I think I figured out why the boiler keeps rusting, and have corrected it. I'm posting what I did below, and would love to hear any feedback on anything else I should do.

If you don't feel like reading my story below, I believe I fixed the rust problem by moving the hot-water-loop temperature sensor from the side of the loop right AFTER the boiler to the side of the loop right BEFORE the boiler.

I think I fixed the odd impossible to get the temperature right problem by putting the outside air sensor OUTSIDE instead of in the air intake.


The rest of the story, below -

I'm not an HVAC person, but the company's network administrator. Two HVAC companies and a plumbing outfit (who installed the boiler TWICE) have looked at this and couldn't fix it. One of them insisted on a mixing valve being installed that did absolutely nothing (Which makes sense, the Tekmar just sped up the variable speed pump to overcome the mixing valve).

Anyway some background -
  • This is the second boiler for this location. The first one rusted out in 2002, at 7 years old.

  • Is probably the third chimney - they keep rusting off

  • The system is a radiant floor heater, with the floor hot water loop and a boiler hot water loop. A Tekmar mixing controller and variable speed pump seperate the two loops.

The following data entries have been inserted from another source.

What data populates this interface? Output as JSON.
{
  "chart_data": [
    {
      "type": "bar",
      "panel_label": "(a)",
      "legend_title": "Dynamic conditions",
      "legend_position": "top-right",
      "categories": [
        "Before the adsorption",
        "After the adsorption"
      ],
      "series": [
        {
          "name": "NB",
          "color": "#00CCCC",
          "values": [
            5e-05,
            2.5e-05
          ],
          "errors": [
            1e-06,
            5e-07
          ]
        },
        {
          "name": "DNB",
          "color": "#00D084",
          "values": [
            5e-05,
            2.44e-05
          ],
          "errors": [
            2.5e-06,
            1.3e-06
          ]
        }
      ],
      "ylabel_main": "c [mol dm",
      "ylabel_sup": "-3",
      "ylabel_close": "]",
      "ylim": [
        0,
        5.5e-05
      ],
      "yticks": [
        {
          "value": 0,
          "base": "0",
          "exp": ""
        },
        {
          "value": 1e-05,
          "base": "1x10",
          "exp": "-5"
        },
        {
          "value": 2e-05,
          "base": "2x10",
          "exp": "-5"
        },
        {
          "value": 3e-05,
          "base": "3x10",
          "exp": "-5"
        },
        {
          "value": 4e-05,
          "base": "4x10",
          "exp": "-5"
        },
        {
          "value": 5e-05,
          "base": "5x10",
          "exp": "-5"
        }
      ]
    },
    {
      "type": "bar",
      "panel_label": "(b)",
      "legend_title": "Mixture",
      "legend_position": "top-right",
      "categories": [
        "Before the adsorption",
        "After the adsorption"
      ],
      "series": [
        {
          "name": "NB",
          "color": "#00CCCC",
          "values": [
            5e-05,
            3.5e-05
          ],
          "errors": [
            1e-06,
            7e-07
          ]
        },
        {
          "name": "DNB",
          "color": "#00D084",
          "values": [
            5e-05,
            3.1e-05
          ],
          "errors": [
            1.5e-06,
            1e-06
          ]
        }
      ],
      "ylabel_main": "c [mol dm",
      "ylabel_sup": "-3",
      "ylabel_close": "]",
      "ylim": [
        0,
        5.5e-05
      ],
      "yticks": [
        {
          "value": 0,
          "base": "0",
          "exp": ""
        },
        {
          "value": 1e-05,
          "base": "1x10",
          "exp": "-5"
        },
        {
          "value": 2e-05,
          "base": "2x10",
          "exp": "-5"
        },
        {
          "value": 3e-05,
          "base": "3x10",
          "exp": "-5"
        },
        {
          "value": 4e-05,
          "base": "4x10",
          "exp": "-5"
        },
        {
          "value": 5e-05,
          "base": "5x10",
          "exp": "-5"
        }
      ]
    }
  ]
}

  • Because the boiler rusts so badly, one of our maintenance staff cleans all the rust off at the beginning of the heating season.

  • Adjusting the thermostat up or down takes up to three full days to see any changes in actual room temperature, and once the floor has heated up, a warm winter day can see temperatures above 85 in the room

  • There were complaints that the floor got so hot on a warm winter day that nobody could stand on it



So, knowing absolutely nothing about this, I started reviewing the settings in the Tekmar - First problem I found, the system was set up as a radiator system instead of a high mass radiant floor system. It was trying to heat the water flowing through the concrete floor to 150 degrees! I changed this setting to High-Mass Radiant, and the Target went to 90. I *thought* was done - it was a pretty obvious screw up in the configuration. Don't worry, the boiler loop is set to a minimum of 150, and it never gets below 145 when the system is running.

The next part gets really screwy - The system still didn't really work. The floor no longer got hot enough to turn the room into a sauna, but it didn't get hot enough to heat the room, either. At the same time, the boiler was almost always running. So, I checked the controls again. At the time, it was 32 outside. According to the Tekmar, it was 65 F. What the heck? So, I started tracing wires until I found the "outdoor" temperature sensor -- Inside the air intake duct for the boiler's combustion air. It was reading 65 degrees because the boiler had shut off (after the room thermostat was satisfied) and then it shut the outside air damper, and then went into WWSD mode.

I took the outside air sensor and put it OUTSIDE in a shadowed area. Then I watched the Tekmar to see what it was doing - it wanted the water at 88 degrees and was running the boiler. The boiler came on, the injection pump started, and the water temperature was heated to 94 degrees in about 2 minutes. The boiler shut off, and the water temprature almost instantly cools back off to 87 degrees. Boiler starts back up, water is back at 94 in under two minutes. It just didn't seem right, so I went back to tracing wires to see where the sensors were.

Boiler loop sensor - in the middle of the boiler loop, opposite the side with the in and out connections.

Room loop sensor - Attached to the loop right after the hot water pipe from the boiler. Soooo....as soon as the boiler would start injecting hot water in to the loop, it would think the loop was satisfied and the boiler would turn off.

I moved the sensor to the "cool" side of the loop (where it returns from the room), and watched the whole system for a full cycle of on/off/on

This time, the boiler stayed on for a good 20-30 minutes, the loop temperature gradually rose to 94 degrees, then stayed off for 45 minutes as the loop temperature gradually dropped back to 87 degrees, when it started back up again.

And for the first time ever - the room temperature went to 68 degrees, and varied between 67 and 68 degrees the whole day. No more wild 10 degree swings or the heat shutting off because the sun came out...

I'm not sure if I fixed it in time to save the boiler from rusting out, but at least when we replace the boiler again, the new one will have a chance at lasting for 20 years.